Yazının başlığındaki “gen” tarafına geçmeden önce, kısaca genel olarak Türkiye’deki uyuşturucu bağımlılığının durumuna değinmek istiyorum. Bu konuda çok ayrıntılı bilgiler veren bir rapor, Emniyet Genel Müdürlüğü Kaçakçılık ve Organize Suçlarla Mücadele Daire Başkanlığı tarafından 2009 yılında yayınlanmış. Raporun tam adı ise “EMCDDA 2009 Yılı Türkiye Raporu. Teitox Ulusal Temas Noktası. Türkiye; Yeni Gelişmeler Trendler, Seçilmiş Kanunlar” başlığını taşımaktadır.
Raporu incelediğiniz zaman uyuşturucu bağımlılığının Türkiye açısından çok önemsenmesi gereken bir mücadele alanı olduğu kendiliğinden ortaya çıkmaktadır. Örneğin; Adalet Bakanlığı Ceza ve Tevkif Evleri Genel Müdürlüğü tarafından yayımlanan bir araştırmadaki 2008 verilerine göre, uyuşturucu suçundan ceza evlerinde bulunanların oranının (yüzde 14), adam öldürme suçundan (yüzde 19) sonra en yüksek oran olduğu ortaya çıkmıştır. Gerçi uyuşturucu türlerine bakıldığı zaman, Türkiye’de en çok kullanılan uyuşturucu cinsi esrar (yüzde 82.2) olmakla birlikte, diğerlerinin de özellikle gelir düzeyi daha yüksek olanlar arasında arttığı bilinmektedir. Yapılması gereken, kafamızı kumdan çıkararak bu konuyu öncelikle problem olarak ele almaktır. Daha sonra aile, toplum ve devlet üçgeninde hem eğitim hem de cezai müeyyide ile çözülmesi yolu seçilmelidir.
Şimdi gelelim işin genetik ya da “gen” kısmına. New Sicientist dergisinin 02 Ekim 2010 tarihli sayısında (No: 2780, sayfa 12) Andy Coghlan tarafından bir haber yayımlandı. Buna göre Mayo Clinic’de (Rochester, Minnesota, ABD) Stephen Brimijoin ve ekibi tarafından yapılan ve Kasım 2010 tarihinde San Diego’da yapılacak olan Nörolojik Bilimler Kongresi’nde sunulacak olan bir araştırma, kokain bağımlılığı ile belirledikleri bir genin ilişkili olduğundan bahisle kokain bağımlılarının gen tedavi yöntemi ile iyileştirilebileceklerini ileri sürmüşlerdir.

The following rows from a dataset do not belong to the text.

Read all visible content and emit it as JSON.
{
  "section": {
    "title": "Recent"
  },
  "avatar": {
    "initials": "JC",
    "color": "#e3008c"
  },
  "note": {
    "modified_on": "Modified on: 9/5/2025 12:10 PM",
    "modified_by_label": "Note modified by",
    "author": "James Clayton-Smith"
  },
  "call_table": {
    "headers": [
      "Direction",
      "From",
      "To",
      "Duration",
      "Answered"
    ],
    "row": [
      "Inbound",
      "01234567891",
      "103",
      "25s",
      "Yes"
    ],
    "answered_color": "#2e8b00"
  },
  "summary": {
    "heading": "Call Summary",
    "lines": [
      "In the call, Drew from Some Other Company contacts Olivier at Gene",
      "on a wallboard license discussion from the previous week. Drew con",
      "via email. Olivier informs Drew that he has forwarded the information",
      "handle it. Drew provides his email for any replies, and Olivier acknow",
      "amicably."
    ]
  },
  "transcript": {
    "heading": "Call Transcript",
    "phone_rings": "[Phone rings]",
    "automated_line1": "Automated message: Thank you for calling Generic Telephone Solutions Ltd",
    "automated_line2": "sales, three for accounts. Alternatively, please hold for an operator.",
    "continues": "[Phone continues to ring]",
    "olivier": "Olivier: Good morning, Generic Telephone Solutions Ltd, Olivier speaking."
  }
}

Araştırmacılar, bir genin ekstra kopyasının gen tedavi yöntemi sayesinde gönüllüler üzerinde yapılacak denemelerle umutsuz kokain bağımlılarının iki yıl içerisinde bağımlılıktan tamamen kurtulabilecekleri olasılığını ileri sürmektedirler. Bu terapi, kokainin beyindeki etkisini durduran bir aşı ile kombinasyon halinde yapılacaktır. Söz konusu gen, kokaini doğal olarak parçalayan “butyrylcholinesterase” enziminin çabuk etkili bir versiyonunu oluşturmaktadır. Bunun multipl kopyasının farelere verildikten sonra, eğer bu denekler bir yıl içerisinde tekrar kokain müptelası olmazlarsa deneme başarıya ulaşmış olacaktır. Bu planın insanlara uygulanması ve doğal olarak bir sonuca ulaşabilmesi önümüzdeki birkaç yıl içerisinde gerçekleşmiş olacaktır.
Deney hayvanları ile yapılan bu tür araştırmaların insanlara uygulanması her zaman başarıya ulaşmaz, fakat bu yoldaki bu tür çalışmalar artık epeyce hızlanacak ve araştırıcıların dikkati bu noktaya çekilmiş olacaktır. Burada önemli olan bir nokta da, bu araştırmanın “US National Institune on Drug Abuse” tarafından desteklenmiş olmasıdır. Artık ülkemizde de herkesçe bilinen belirli amaçlarla sırf yayın yapmış olmak için araştırma yapmaya ya da devletle ilgili kurumlar aracılığı ile projeler yaptığını söyleyerek devleti kandırarak soyan insanlara, ilgililerin meydanı boş bırakmayacak önlem almasının zamanı geldi de geçiyor bile.
Yeni bir konuda buluşuncaya kadar esen kalın, sağlıklı kalın.